Continued From Page 93 The best trees have medium girth and smooth outer bark. Lodgepole pine cambium is not only a sweet treat but is nutritious. Perhaps reflecting its traditional use as a trail food, the cambium has a similar sugar concentration and array of minerals as a sports drink or electrolyte supplement. Based on nutritional profiling lodgepole pine cambium contains almost equal amounts of sugar and protein as well as notable concentrations of potassium, magnesium, and phosphorous with lesser amounts of calcium, manganese, aluminum, niacin, and vitamin C. While this may seem like a tradition rooted in the past, the knowledge needed to connect with wild resources should be an urgent issue of present and

future times. Shared environmental and cultural knowledge cannot be more important than times like today when voices combine to make decisions of land and resource use which have lasting effects on people and the environment.

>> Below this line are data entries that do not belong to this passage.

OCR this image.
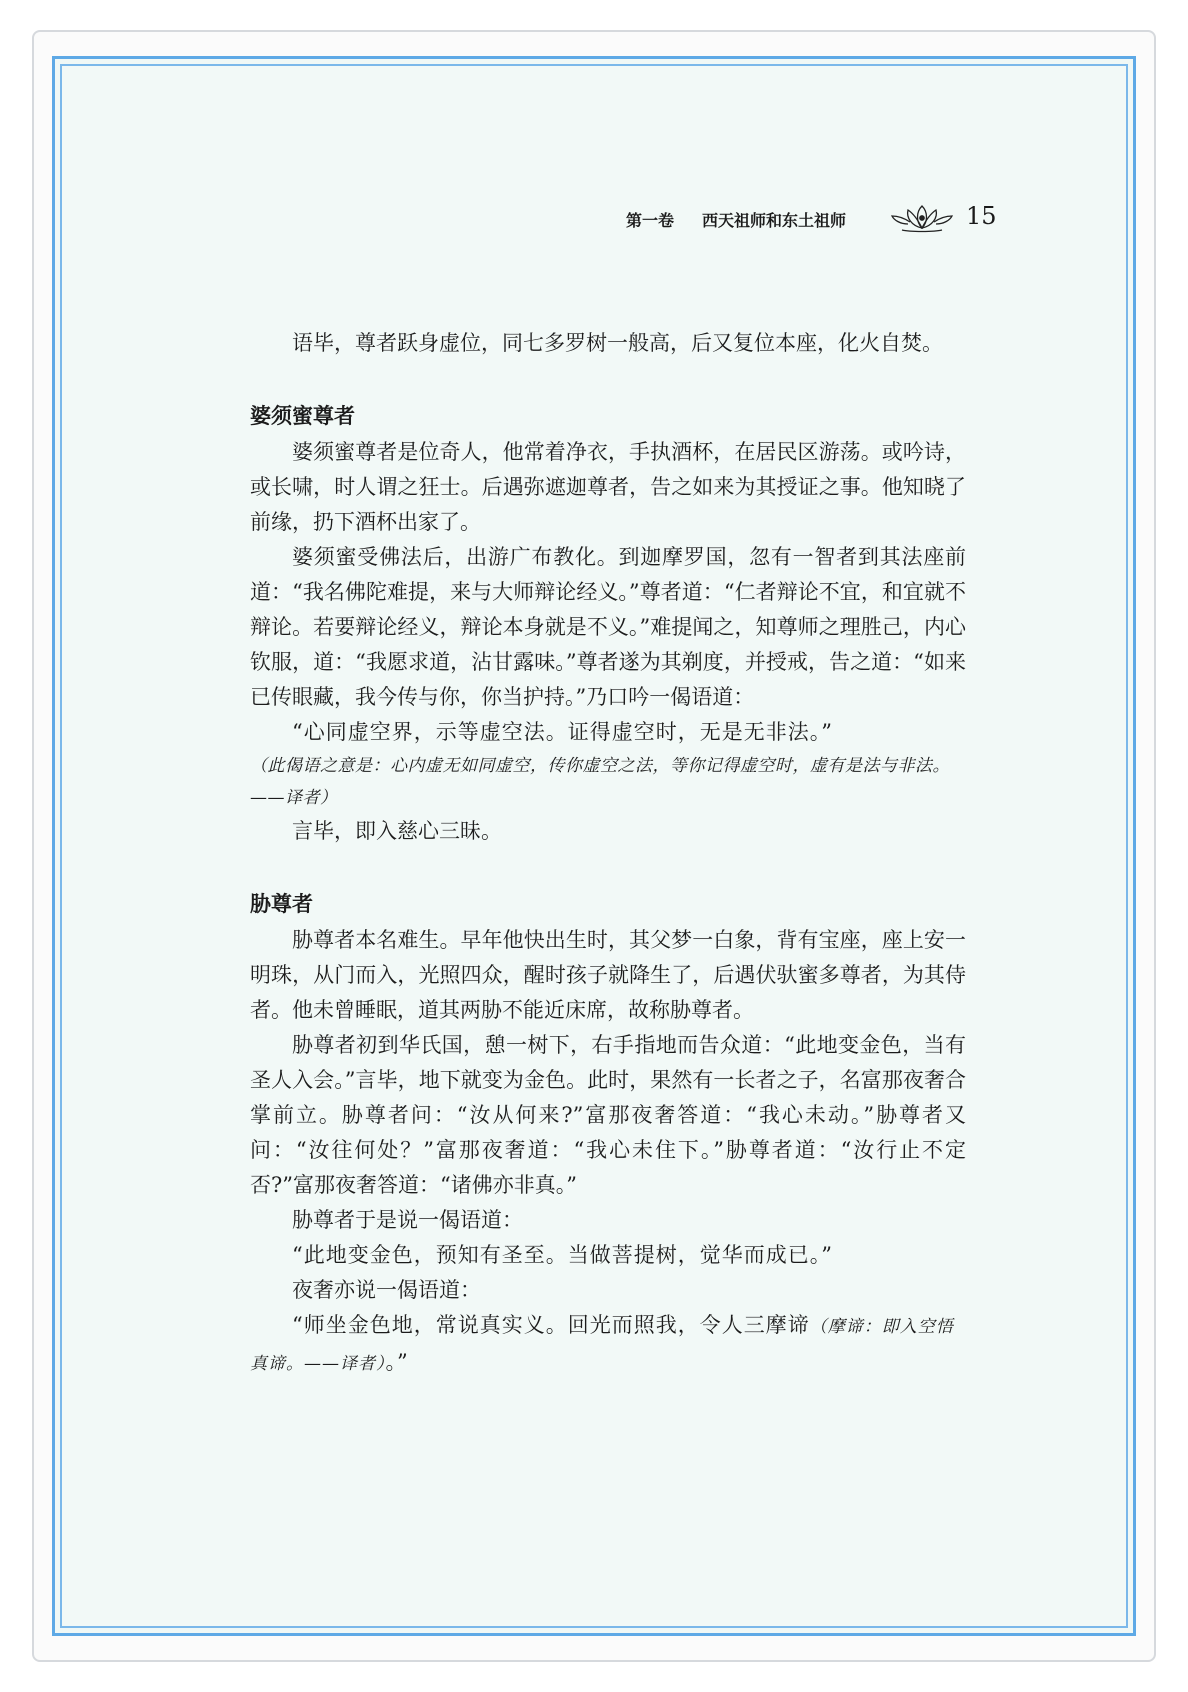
第一卷 西天祖师和东土祖师	15

语毕，尊者跃身虚位，同七多罗树一般高，后又复位本座，化火自焚。

婆须蜜尊者

婆须蜜尊者是位奇人，他常着净衣，手执酒杯，在居民区游荡。或吟诗，或长啸，时人谓之狂士。后遇弥遮迦尊者，告之如来为其授证之事。他知晓了前缘，扔下酒杯出家了。

婆须蜜受佛法后，出游广布教化。到迦摩罗国，忽有一智者到其法座前道：“我名佛陀难提，来与大师辩论经义。”尊者道：“仁者辩论不宜，和宜就不辩论。若要辩论经义，辩论本身就是不义。”难提闻之，知尊师之理胜己，内心钦服，道：“我愿求道，沾甘露味。”尊者遂为其剃度，并授戒，告之道：“如来已传眼藏，我今传与你，你当护持。”乃口吟一偈语道：

“心同虚空界，示等虚空法。证得虚空时，无是无非法。”

（此偈语之意是：心内虚无如同虚空，传你虚空之法，等你记得虚空时，虚有是法与非法。——译者）

言毕，即入慈心三昧。

胁尊者

胁尊者本名难生。早年他快出生时，其父梦一白象，背有宝座，座上安一明珠，从门而入，光照四众，醒时孩子就降生了，后遇伏驮蜜多尊者，为其侍者。他未曾睡眠，道其两胁不能近床席，故称胁尊者。

胁尊者初到华氏国，憩一树下，右手指地而告众道：“此地变金色，当有圣人入会。”言毕，地下就变为金色。此时，果然有一长者之子，名富那夜奢合掌前立。胁尊者问：“汝从何来?”富那夜奢答道：“我心未动。”胁尊者又问：“汝往何处？”富那夜奢道：“我心未住下。”胁尊者道：“汝行止不定否?”富那夜奢答道：“诸佛亦非真。”

胁尊者于是说一偈语道：

“此地变金色，预知有圣至。当做菩提树，觉华而成已。”

夜奢亦说一偈语道：

“师坐金色地，常说真实义。回光而照我，令人三摩谛（摩谛：即入空悟真谛。——译者）。”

Breathing life into old knowledge not only situates that knowledge in 21st century lifestyles but empowers cultural ownership and overlooked voices to stand for the value of what sustains life and the people of the West Chilcotin. Author’s Note: I am very grateful to the Tsilhqot’in people, who have shared knowledge with me about lodgepole pine cambium. I am an evolving learner and forever seeing the indispensable value of knowledge which can not be contained by a book or classroom. Sechanalyagh.

The outer bark of the lodgepole pine tree is carefully removed to expose the delicate cambium layer that is eaten in springtime.